Question

ABCD is a parallelogram and AP and CQ are the perpendiculars from the vertices A and C on the diagonal BD. Show that,
\[\left( i \right)\Delta APB\cong \Delta CQD\]
\[\left( ii \right)AP=CQ\]

Answer 1

Hint: We are given a parallelogram and we have two perpendiculars drawn from the two vertexes. To show \[\Delta APB\cong \Delta CQD\] we will first use that the opposite sides of the parallelogram are equal then we use that as sides are parallel, so alternate interior pairs of angles are equal. With this, using the AAS congruency rule, we claim that our triangle is congruent. AAS means Angle – Angle Side Congruence Rule and for AP = CQ, they will be equal as they are the point of the congruent triangle.

Complete step by step answer:
We are given that ABCD is a parallelogram where AP and CQ are perpendicular to BD. We are asked to show that the triangle APB and triangle CQD are congruent.

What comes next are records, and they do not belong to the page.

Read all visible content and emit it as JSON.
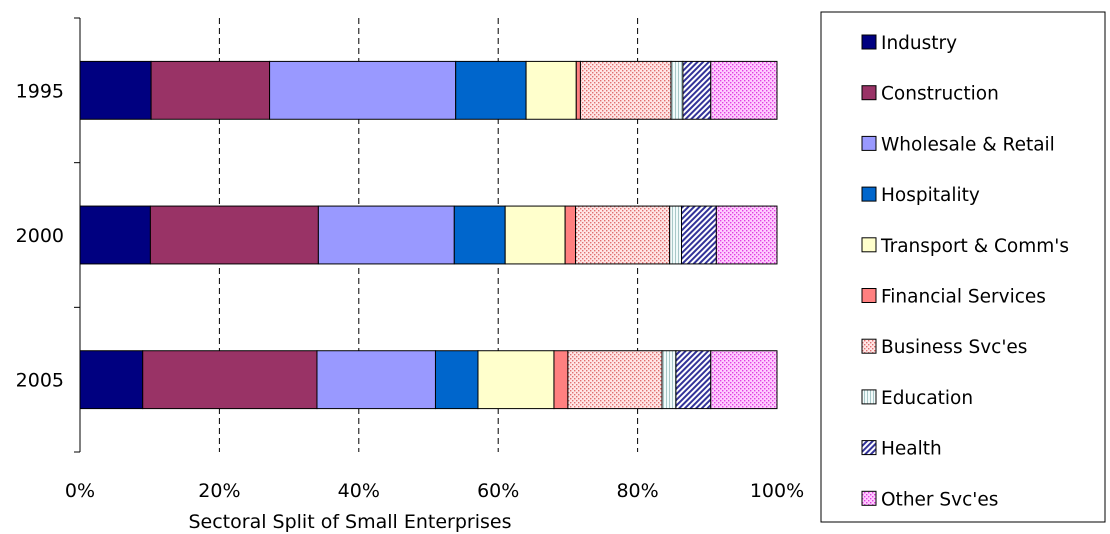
{
  "chart_data": {
    "type": "bar",
    "orientation": "horizontal",
    "stacked": "percent",
    "title": "",
    "xlabel": "Sectoral Split of Small Enterprises",
    "ylabel": "",
    "xlim": [
      0,
      100
    ],
    "x_ticks": [
      "0%",
      "20%",
      "40%",
      "60%",
      "80%",
      "100%"
    ],
    "categories": [
      "1995",
      "2000",
      "2005"
    ],
    "grid": "vertical dashed",
    "legend_position": "right",
    "series": [
      {
        "name": "Industry",
        "color": "#000080",
        "pattern": "solid",
        "values": [
          10.2,
          10.1,
          9.0
        ]
      },
      {
        "name": "Construction",
        "color": "#993366",
        "pattern": "solid",
        "values": [
          17.0,
          24.1,
          25.0
        ]
      },
      {
        "name": "Wholesale & Retail",
        "color": "#9999ff",
        "pattern": "solid",
        "values": [
          26.7,
          19.5,
          17.0
        ]
      },
      {
        "name": "Hospitality",
        "color": "#0066cc",
        "pattern": "solid",
        "values": [
          10.1,
          7.3,
          6.1
        ]
      },
      {
        "name": "Transport & Comm's",
        "color": "#ffffcc",
        "pattern": "solid",
        "values": [
          7.2,
          8.6,
          10.9
        ]
      },
      {
        "name": "Financial Services",
        "color": "#ff8080",
        "pattern": "solid",
        "values": [
          0.6,
          1.5,
          2.0
        ]
      },
      {
        "name": "Business Svc'es",
        "color": "#ffcccc",
        "pattern": "dots",
        "values": [
          13.0,
          13.5,
          13.5
        ]
      },
      {
        "name": "Education",
        "color": "#e6f3f3",
        "pattern": "vlines",
        "values": [
          1.7,
          1.7,
          2.0
        ]
      },
      {
        "name": "Health",
        "color": "#333399",
        "pattern": "diagonal",
        "values": [
          4.0,
          5.0,
          5.0
        ]
      },
      {
        "name": "Other Svc'es",
        "color": "#ff99ff",
        "pattern": "dots",
        "values": [
          9.5,
          8.7,
          9.5
        ]
      }
    ]
  }
}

We know that the properties of a parallelogram which tells us that the opposite pair of the sides of the parallelogram are always equal in the length. So, from the figure, we have that AB is the opposite to CD. Hence, we have,
\[AB=CD.....\left( i \right)\]
(As opposite sides are equal)
Now, we also know that along with being equal opposite sides are parallel as well. As AB is opposite to CD, so, AB||CD.
Now, AB||CD and DB will act as transversal (a line which passes through the two parallel). So, as we know in a parallel line, the pair of the alternate interior are always parallel. So, we can see that for AB||CD and DB as transversal, we get,
\[\angle CDB=\angle ABD.....\left( ii \right)\]
Now, we claim that triangle APB and triangle CQD are congruent. So, in triangle APB and triangle CQD we have,
\[\angle APB=\angle CQD={{90}^{\circ }}\left[ \text{Given} \right]\]
\[\angle ABP=\angle CDQ\left[ \text{As }\angle ABD=\angle CDB \right]\]
\[AB=CD\left[ \text{Using (i)} \right]\]
So by the congruence rule AAS, that is Angle – Angle Side, we get,
\[\Delta APB\cong \Delta CQD\]
Hence, we have proved that \[\Delta APB\cong \Delta CQD.\]
(ii) AP = CQ
Now, we have to show that AP = CQ. We know that when the two triangles are congruent, then its corresponding parts are always equal. As we have got that, \[\Delta APB\cong \Delta CQD\] so its corresponding part must be equal. So from here, we get, AP = CQ.
Hence, we get, AP = CQ.

Note: Remember that congruence means that items are identical twins, if we proved that they are congruent then each part of these triangles will be equal. CPCT is the short form which is always used which means the corresponding parts of the congruent triangle. Once, we have proved that two triangles are congruent, then by CPCT, the remaining parts are always equal to each other.